Although at times stressed, Mawahib says Art of Living has given her peace of mind, and patience. She, now, does not see the obstacles that can hold her down, but the solutions with which she can dive through to reach the afflicted. She holds tight to the meditation techniques her guru has taught her and does not fail to impart them throughout the world to others.

“I always feel that when you are helping people, God is always protecting you. I am not scared even when I see so many people needing help. I am not thinking of myself,” she says.

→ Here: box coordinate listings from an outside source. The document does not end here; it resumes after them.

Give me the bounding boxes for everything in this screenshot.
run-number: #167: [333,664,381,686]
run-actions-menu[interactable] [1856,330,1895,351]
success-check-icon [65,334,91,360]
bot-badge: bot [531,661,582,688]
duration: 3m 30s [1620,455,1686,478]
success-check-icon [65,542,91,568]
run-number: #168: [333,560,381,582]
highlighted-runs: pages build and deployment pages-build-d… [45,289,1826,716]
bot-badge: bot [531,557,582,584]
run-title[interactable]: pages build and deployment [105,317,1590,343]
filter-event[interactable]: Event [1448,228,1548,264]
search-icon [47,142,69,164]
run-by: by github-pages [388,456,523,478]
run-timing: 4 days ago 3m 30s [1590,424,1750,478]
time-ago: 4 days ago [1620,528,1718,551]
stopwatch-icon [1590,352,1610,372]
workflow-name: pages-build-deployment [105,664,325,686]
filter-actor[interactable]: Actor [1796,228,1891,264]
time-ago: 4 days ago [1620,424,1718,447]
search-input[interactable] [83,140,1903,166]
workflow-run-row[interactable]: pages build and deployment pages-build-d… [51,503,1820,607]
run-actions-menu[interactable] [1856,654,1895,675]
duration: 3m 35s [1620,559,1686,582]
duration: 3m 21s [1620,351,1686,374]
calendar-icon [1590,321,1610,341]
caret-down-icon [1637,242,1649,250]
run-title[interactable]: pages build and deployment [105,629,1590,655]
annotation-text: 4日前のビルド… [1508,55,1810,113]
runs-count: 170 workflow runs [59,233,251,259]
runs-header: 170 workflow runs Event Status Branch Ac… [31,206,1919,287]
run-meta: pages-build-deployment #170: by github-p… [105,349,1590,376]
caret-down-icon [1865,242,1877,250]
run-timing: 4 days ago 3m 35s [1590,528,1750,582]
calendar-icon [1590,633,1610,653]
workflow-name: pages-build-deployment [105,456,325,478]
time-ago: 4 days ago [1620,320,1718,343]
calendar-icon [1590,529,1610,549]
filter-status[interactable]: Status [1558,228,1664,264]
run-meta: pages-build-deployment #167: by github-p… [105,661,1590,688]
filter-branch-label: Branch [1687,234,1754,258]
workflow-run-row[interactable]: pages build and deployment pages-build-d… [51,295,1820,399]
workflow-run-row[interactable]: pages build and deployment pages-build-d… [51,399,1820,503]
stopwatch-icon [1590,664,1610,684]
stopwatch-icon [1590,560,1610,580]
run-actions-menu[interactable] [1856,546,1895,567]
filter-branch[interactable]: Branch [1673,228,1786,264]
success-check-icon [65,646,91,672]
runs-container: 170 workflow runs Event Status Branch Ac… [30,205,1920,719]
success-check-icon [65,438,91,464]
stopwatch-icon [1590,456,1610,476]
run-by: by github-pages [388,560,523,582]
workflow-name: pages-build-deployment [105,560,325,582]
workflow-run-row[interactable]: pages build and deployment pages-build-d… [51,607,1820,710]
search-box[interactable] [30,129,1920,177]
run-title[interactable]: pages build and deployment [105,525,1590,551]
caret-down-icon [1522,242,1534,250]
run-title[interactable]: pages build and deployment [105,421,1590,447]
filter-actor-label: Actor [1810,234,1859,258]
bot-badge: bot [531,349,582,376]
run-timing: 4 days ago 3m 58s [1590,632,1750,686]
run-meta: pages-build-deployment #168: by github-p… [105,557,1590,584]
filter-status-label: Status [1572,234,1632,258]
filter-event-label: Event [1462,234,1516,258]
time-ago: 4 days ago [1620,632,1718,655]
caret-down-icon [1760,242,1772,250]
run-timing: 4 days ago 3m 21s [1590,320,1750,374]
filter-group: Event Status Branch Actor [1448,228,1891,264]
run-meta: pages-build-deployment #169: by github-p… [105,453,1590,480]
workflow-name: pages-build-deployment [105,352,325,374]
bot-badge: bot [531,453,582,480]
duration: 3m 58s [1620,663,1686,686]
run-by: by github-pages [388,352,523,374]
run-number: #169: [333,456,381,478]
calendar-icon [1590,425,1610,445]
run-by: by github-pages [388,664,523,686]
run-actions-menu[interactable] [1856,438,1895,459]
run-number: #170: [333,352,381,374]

Mawahib wants to keep focused on helping the traumatized with the meditation and other techniques she has learnt from Sri Sri. The training sessions also involves training others to become trainers. She intends to keep on training Iraqis and Syrians in the Art of Living. “If they are good we will bring them here and make them trainers,” she says.

While praising the training techniques to be of utmost importance to the traumatised, she remembers a trainer who recovered tremendously from cancer after she underwent an AOLcourse on meditation techniques.

She believes that the group of 27 , who left for their country on November 22 after 20 days’ training, went with reverence in their hearts for the Guru, telling her that India is a land of peace.

Mawahib’s one wish is to see an end to terrorism. Insisting that the international community should unite to fight terrorism, she says terrorism has no borders.

Mawahib quit her job in Mashreq Bank of UAE in the early 2000s to utilise all her time to serving those who needed help. Over the years since then, she has not only served victims of terrorism and wars, but also imparted training in AOL to parliamentarians, doctors and lawyers.

Today, even as the Iraqi forces aligned with US special Forces and Kurds have mounted an attack on ISIS in Mosul, Mawahib looks forward with zeal and vigour to travel to Syria to help and assist the beleaguered people of Syria. She speaks of the violence on the streets of Syria and Mosul and the need for food, shelter and medicine for the people; thousands of who are refugees stranded in Jordan and Lebanon.

“There are about 250,000 refugees in the camps there,” she says, adding that she also plans to liberate women in Mosul and her team has volunteered to build a better Iraq by training youth in skills that will help them earn a livelihood.

As she rises to her feet from the chair in the guestroom in the ashram, she once again mentions Sri Sri. “It is so easy to connect to him.

It is so palatable for you to accept him,” she says in her unique accent. “Though there will be hundreds standing in front of him, he makes you feel that you are the only one who is important to him.”

With that, she leaves the room, secure in the belief that “Guruji’s” powers will help her in places where there is no peace.